Clinical Trial Details
— Status: Completed
Administrative data
NCT number |
NCT04820348 |
Other study ID # |
IRB-FY2021-54 |
Secondary ID |
|
Status |
Completed |
Phase |
|
First received |
|
Last updated |
|
Start date |
April 9, 2021 |
Est. completion date |
August 31, 2021 |
Study information
Verified date |
October 2022 |
Source |
Sansum Diabetes Research Institute |
Contact |
n/a |
Is FDA regulated |
No |
Health authority |
|
Study type |
Observational
|
Clinical Trial Summary
In an effort to personalize medical care, novel approaches have been used to categorize
sub-populations of patients with type 2 diabetes (T2D). These are based on biological and
genetic variables, allowing identification of clusters with significantly different clinical
characteristics and risks of complications that may be more amenable to targeted and precise
therapeutic interventions. Increasingly, wearable and other digital health technologies have
the potential to capture additional and objective information to support personalized
medicine but at present underserved populations have largely been excluded from clinical
trials incorporating digital health.
With this study, the Investigators aim to build on prior work using specially trained
community health workers ("Community Scientists") to support engagement with an underserved
population and to encourage adherence to using wearables and other digital health
technologies. In the US, this is especially imperative for the Hispanic/Latino population,
which is at high risk for T2D and associated complications.
Description:
As treatment choices for type 2 diabetes (T2D) evolve from a one-size-fits-all approach into
a patient-centered precision medicine model, there is a need for a deeper understanding of
the clinically meaningful differences between individuals to inform therapy choice.

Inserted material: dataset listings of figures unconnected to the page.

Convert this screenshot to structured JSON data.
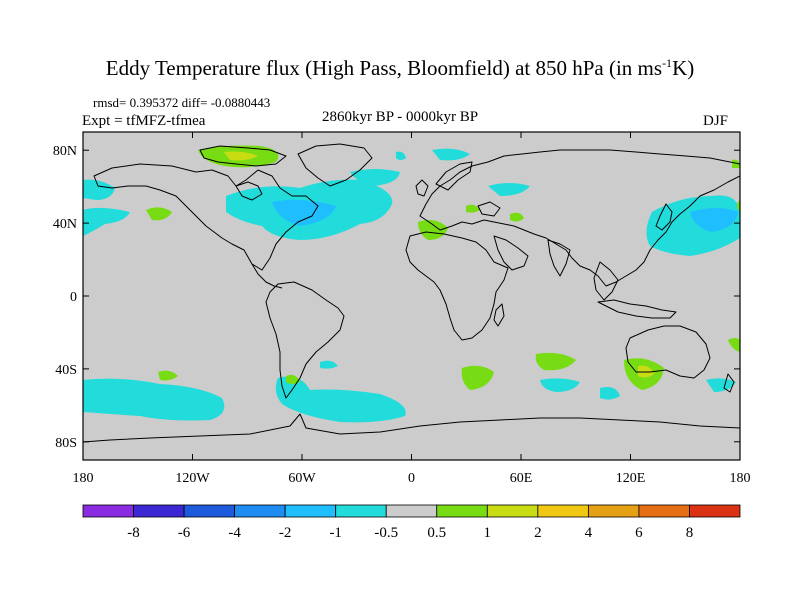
{
  "title": {
    "main": "Eddy Temperature flux (High Pass, Bloomfield) at 850 hPa (in ms",
    "sup": "-1",
    "tail": "K)"
  },
  "stats_line": "rmsd= 0.395372 diff= -0.0880443",
  "experiment": "Expt = tfMFZ-tfmea",
  "period": "2860kyr BP - 0000kyr BP",
  "season": "DJF",
  "axes": {
    "lat_ticks": [
      {
        "value": 80,
        "label": "80N"
      },
      {
        "value": 40,
        "label": "40N"
      },
      {
        "value": 0,
        "label": "0"
      },
      {
        "value": -40,
        "label": "40S"
      },
      {
        "value": -80,
        "label": "80S"
      }
    ],
    "lon_ticks": [
      {
        "value": -180,
        "label": "180"
      },
      {
        "value": -120,
        "label": "120W"
      },
      {
        "value": -60,
        "label": "60W"
      },
      {
        "value": 0,
        "label": "0"
      },
      {
        "value": 60,
        "label": "60E"
      },
      {
        "value": 120,
        "label": "120E"
      },
      {
        "value": 180,
        "label": "180"
      }
    ],
    "lat_range": [
      -90,
      90
    ],
    "lon_range": [
      -180,
      180
    ]
  },
  "colorbar": {
    "colors": [
      "#8a2be2",
      "#3c28d2",
      "#1e5adc",
      "#1e8cf0",
      "#1ebeff",
      "#22dcdc",
      "#cccccc",
      "#78dc14",
      "#c8dc14",
      "#f0c814",
      "#e6a014",
      "#e66e14",
      "#dc3214"
    ],
    "labels": [
      "-8",
      "-6",
      "-4",
      "-2",
      "-1",
      "-0.5",
      "0.5",
      "1",
      "2",
      "4",
      "6",
      "8"
    ]
  },
  "colors": {
    "background": "#cccccc",
    "negative": "#22dcdc",
    "negative_strong": "#1ebeff",
    "positive": "#78dc14",
    "positive_strong": "#c8dc14",
    "coast": "#000000"
  }
}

Recently there have been new approaches to creating sub-groups of populations with T2D based
on biological, psychosocial, and genetic variables which have identified clusters of patients
with significantly different clinical characteristics and risk of associated complications.

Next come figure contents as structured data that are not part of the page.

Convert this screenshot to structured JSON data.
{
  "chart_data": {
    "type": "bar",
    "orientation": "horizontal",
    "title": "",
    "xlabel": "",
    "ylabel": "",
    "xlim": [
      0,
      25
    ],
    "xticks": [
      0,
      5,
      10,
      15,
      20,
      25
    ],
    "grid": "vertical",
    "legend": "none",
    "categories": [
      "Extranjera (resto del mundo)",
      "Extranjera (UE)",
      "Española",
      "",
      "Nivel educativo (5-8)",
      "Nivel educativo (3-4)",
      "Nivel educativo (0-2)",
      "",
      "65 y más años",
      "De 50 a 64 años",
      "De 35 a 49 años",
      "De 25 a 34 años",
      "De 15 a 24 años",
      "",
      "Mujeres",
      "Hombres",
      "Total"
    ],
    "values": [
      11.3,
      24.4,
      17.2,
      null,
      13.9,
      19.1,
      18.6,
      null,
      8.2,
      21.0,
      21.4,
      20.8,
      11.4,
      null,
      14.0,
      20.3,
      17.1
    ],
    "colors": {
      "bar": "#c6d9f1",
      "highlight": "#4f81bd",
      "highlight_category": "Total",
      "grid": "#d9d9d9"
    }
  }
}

By incorporating personal, wearable digital health technologies, it will become possible to
further refine such stratification through the inclusion of additional variables and advances
in big data analytics and machine learning. The vision is that identifying sub-groups at high
risk of complications early in the course of T2D will help clinicians to offer more effective
personalized therapies.
In the US, the prevalence of both diagnosed and undiagnosed T2D is nearly twice as high among
Mexican-origin Hispanic/Latino adults compared to non-Hispanic whites. Rates of
diabetes-related complications are also higher among Hispanic/Latino adults. T2D is also
associated with a high burden of depression. There are independent barriers to the treatment
of depression in the Hispanic/Latino population, and a population with comorbid depression
and T2D could represent a distinct endophenotype requiring modified treatment plans that
address common pathophysiological pathways linking both diseases. Of particular interest is
the common presence of anxiety symptoms that can worsen depression prognosis and muddle the
diagnostic picture. For this purpose, and to elucidate better endophenotypes in our study,
attention will be paid to anxious distress, a specifier of major depressive disorder that
could potentially be very pertinent to this population, and bring about somatic complaints,
insomnia, and irritability.
Although wearable technologies for self-monitoring such as continuous glucose monitors (CGM)

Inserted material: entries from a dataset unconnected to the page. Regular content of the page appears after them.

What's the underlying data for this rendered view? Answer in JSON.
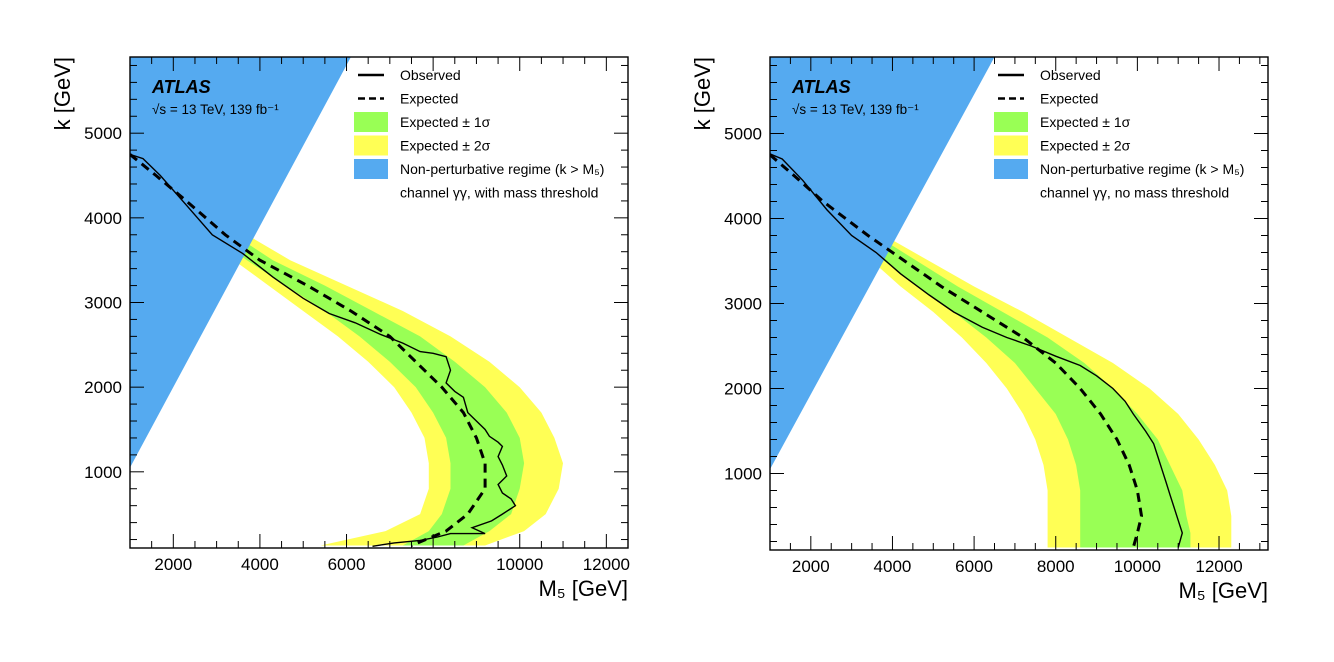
{
  "chart_data": [
    {
      "type": "area",
      "experiment": "ATLAS",
      "energy_label": "√s = 13 TeV, 139 fb⁻¹",
      "xlabel": "M₅ [GeV]",
      "ylabel": "k [GeV]",
      "xlim": [
        1000,
        12500
      ],
      "ylim": [
        100,
        5900
      ],
      "xticks": [
        2000,
        4000,
        6000,
        8000,
        10000,
        12000
      ],
      "yticks": [
        1000,
        2000,
        3000,
        4000,
        5000
      ],
      "legend_placement": "top-right",
      "legend": [
        {
          "label": "Observed",
          "style": "solid-line"
        },
        {
          "label": "Expected",
          "style": "dashed-line"
        },
        {
          "label": "Expected  ± 1σ",
          "style": "box",
          "color": "#99ff55"
        },
        {
          "label": "Expected  ± 2σ",
          "style": "box",
          "color": "#ffff55"
        },
        {
          "label": "Non-perturbative regime (k > M₅)",
          "style": "box",
          "color": "#55aaf0"
        },
        {
          "label": "channel γγ, with mass threshold",
          "style": "text"
        }
      ],
      "colors": {
        "band_2sigma": "#ffff55",
        "band_1sigma": "#99ff55",
        "nonpert": "#55aaf0",
        "line": "#000000"
      },
      "nonpert_region": [
        [
          1000,
          1050
        ],
        [
          1000,
          5900
        ],
        [
          6100,
          5900
        ]
      ],
      "k": [
        5900,
        4750,
        4500,
        4200,
        3800,
        3500,
        3200,
        2900,
        2600,
        2300,
        2000,
        1700,
        1400,
        1100,
        800,
        500,
        300,
        130
      ],
      "expected_M5": [
        null,
        1000,
        1600,
        2300,
        3200,
        4000,
        5100,
        6100,
        7000,
        7600,
        8200,
        8700,
        9000,
        9200,
        9200,
        8800,
        8300,
        7500
      ],
      "band_1sigma_low": [
        null,
        1000,
        1500,
        2100,
        2900,
        3700,
        4600,
        5500,
        6300,
        7000,
        7600,
        8000,
        8300,
        8400,
        8400,
        8200,
        7900,
        7300
      ],
      "band_1sigma_high": [
        null,
        1000,
        1700,
        2500,
        3400,
        4300,
        5500,
        6600,
        7700,
        8500,
        9200,
        9700,
        10000,
        10100,
        10000,
        9800,
        9300,
        8700
      ],
      "band_2sigma_low": [
        null,
        1000,
        1400,
        1900,
        2700,
        3400,
        4200,
        5000,
        5800,
        6500,
        7100,
        7500,
        7800,
        7900,
        7900,
        7700,
        6900,
        5400
      ],
      "band_2sigma_high": [
        null,
        1000,
        1800,
        2700,
        3700,
        4700,
        6000,
        7300,
        8400,
        9300,
        10000,
        10500,
        10800,
        11000,
        10900,
        10600,
        10100,
        9200
      ],
      "observed": [
        [
          1000,
          4750
        ],
        [
          1300,
          4700
        ],
        [
          1700,
          4500
        ],
        [
          2300,
          4150
        ],
        [
          2900,
          3800
        ],
        [
          3600,
          3580
        ],
        [
          4300,
          3300
        ],
        [
          5000,
          3050
        ],
        [
          5600,
          2870
        ],
        [
          6200,
          2760
        ],
        [
          6800,
          2620
        ],
        [
          7300,
          2520
        ],
        [
          7700,
          2420
        ],
        [
          8000,
          2400
        ],
        [
          8300,
          2360
        ],
        [
          8400,
          2200
        ],
        [
          8300,
          2050
        ],
        [
          8500,
          1950
        ],
        [
          8700,
          1880
        ],
        [
          8800,
          1700
        ],
        [
          9000,
          1600
        ],
        [
          9200,
          1500
        ],
        [
          9300,
          1420
        ],
        [
          9500,
          1350
        ],
        [
          9600,
          1300
        ],
        [
          9500,
          1180
        ],
        [
          9600,
          1080
        ],
        [
          9700,
          950
        ],
        [
          9500,
          850
        ],
        [
          9600,
          750
        ],
        [
          9800,
          680
        ],
        [
          9900,
          600
        ],
        [
          9600,
          500
        ],
        [
          9350,
          420
        ],
        [
          8900,
          340
        ],
        [
          9200,
          270
        ],
        [
          8400,
          270
        ],
        [
          8100,
          230
        ],
        [
          7700,
          190
        ],
        [
          7100,
          160
        ],
        [
          6600,
          120
        ]
      ]
    },
    {
      "type": "area",
      "experiment": "ATLAS",
      "energy_label": "√s = 13 TeV, 139 fb⁻¹",
      "xlabel": "M₅ [GeV]",
      "ylabel": "k [GeV]",
      "xlim": [
        1000,
        13200
      ],
      "ylim": [
        100,
        5900
      ],
      "xticks": [
        2000,
        4000,
        6000,
        8000,
        10000,
        12000
      ],
      "yticks": [
        1000,
        2000,
        3000,
        4000,
        5000
      ],
      "legend_placement": "top-right",
      "legend": [
        {
          "label": "Observed",
          "style": "solid-line"
        },
        {
          "label": "Expected",
          "style": "dashed-line"
        },
        {
          "label": "Expected  ± 1σ",
          "style": "box",
          "color": "#99ff55"
        },
        {
          "label": "Expected  ± 2σ",
          "style": "box",
          "color": "#ffff55"
        },
        {
          "label": "Non-perturbative regime (k > M₅)",
          "style": "box",
          "color": "#55aaf0"
        },
        {
          "label": "channel γγ, no mass threshold",
          "style": "text"
        }
      ],
      "colors": {
        "band_2sigma": "#ffff55",
        "band_1sigma": "#99ff55",
        "nonpert": "#55aaf0",
        "line": "#000000"
      },
      "nonpert_region": [
        [
          1000,
          1050
        ],
        [
          1000,
          5900
        ],
        [
          6500,
          5900
        ]
      ],
      "k": [
        5900,
        4750,
        4500,
        4200,
        3800,
        3500,
        3200,
        2900,
        2600,
        2300,
        2000,
        1700,
        1400,
        1100,
        800,
        500,
        300,
        130
      ],
      "expected_M5": [
        null,
        1000,
        1600,
        2300,
        3400,
        4300,
        5200,
        6200,
        7200,
        8000,
        8600,
        9100,
        9500,
        9800,
        10000,
        10100,
        10000,
        9900
      ],
      "band_1sigma_low": [
        null,
        1000,
        1500,
        2100,
        3000,
        3800,
        4600,
        5500,
        6300,
        7000,
        7500,
        8000,
        8300,
        8500,
        8600,
        8600,
        8600,
        8600
      ],
      "band_1sigma_high": [
        null,
        1000,
        1700,
        2500,
        3600,
        4600,
        5600,
        6700,
        7800,
        8700,
        9400,
        10000,
        10500,
        10800,
        11100,
        11200,
        11300,
        11300
      ],
      "band_2sigma_low": [
        null,
        1000,
        1400,
        1900,
        2800,
        3500,
        4200,
        5000,
        5700,
        6300,
        6800,
        7200,
        7500,
        7700,
        7800,
        7800,
        7800,
        7800
      ],
      "band_2sigma_high": [
        null,
        1000,
        1800,
        2700,
        3800,
        4900,
        6000,
        7200,
        8300,
        9400,
        10300,
        11000,
        11500,
        11900,
        12200,
        12300,
        12300,
        12300
      ],
      "observed": [
        [
          1000,
          4760
        ],
        [
          1300,
          4700
        ],
        [
          1800,
          4450
        ],
        [
          2400,
          4100
        ],
        [
          3000,
          3800
        ],
        [
          3600,
          3600
        ],
        [
          4200,
          3350
        ],
        [
          4900,
          3100
        ],
        [
          5500,
          2900
        ],
        [
          6200,
          2720
        ],
        [
          6800,
          2600
        ],
        [
          7400,
          2500
        ],
        [
          8000,
          2380
        ],
        [
          8600,
          2270
        ],
        [
          9000,
          2150
        ],
        [
          9400,
          2000
        ],
        [
          9700,
          1850
        ],
        [
          9900,
          1700
        ],
        [
          10200,
          1500
        ],
        [
          10400,
          1350
        ],
        [
          10500,
          1200
        ],
        [
          10600,
          1050
        ],
        [
          10700,
          900
        ],
        [
          10800,
          750
        ],
        [
          10900,
          600
        ],
        [
          11000,
          450
        ],
        [
          11100,
          300
        ],
        [
          11000,
          130
        ]
      ]
    }
  ]
}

are used in diabetes care, the overwhelming experience has been in type 1 diabetes and
insulin-treated type 2 diabetes. There is much less use in individuals with non-insulin
treated T2D or those at risk of diabetes. Across all forms of diabetes, minority use of CGM
has been consistently and markedly less than in the general population with diabetes.
Diet plays a crucial role in the management of T2D. To design personalized dietary
recommendations, it is vital to understand an individual's food behaviors. Mobile health
platforms present the opportunity to collect detailed information regarding daily food
choices. In this study, data collected through daily food logging and ecological momentary
assessment (EMA) on hunger, satisfaction, and satiety will be used to quantify and understand
the individual's dietary behaviors and glycemic outcomes.
To summarize the rationale behind this study, developments in precision medicine have allowed
for the categorization of individuals with T2D into sub-groups that may be amenable to
different therapeutic strategies. However, there is also a need to better understand the
impact of behavioral and psychological factors on the risk of progression of T2D and
responses to existing and new therapies, especially in the context of development of
depressive symptomatology. These may be especially relevant for US minorities, such as
Hispanic/Latino adults who have an excess burden of T2D and the associated complications
compared to non-Hispanic whites. Digital health has the potential to be of enormous value
provided it is acceptable and will be used by underserved communities.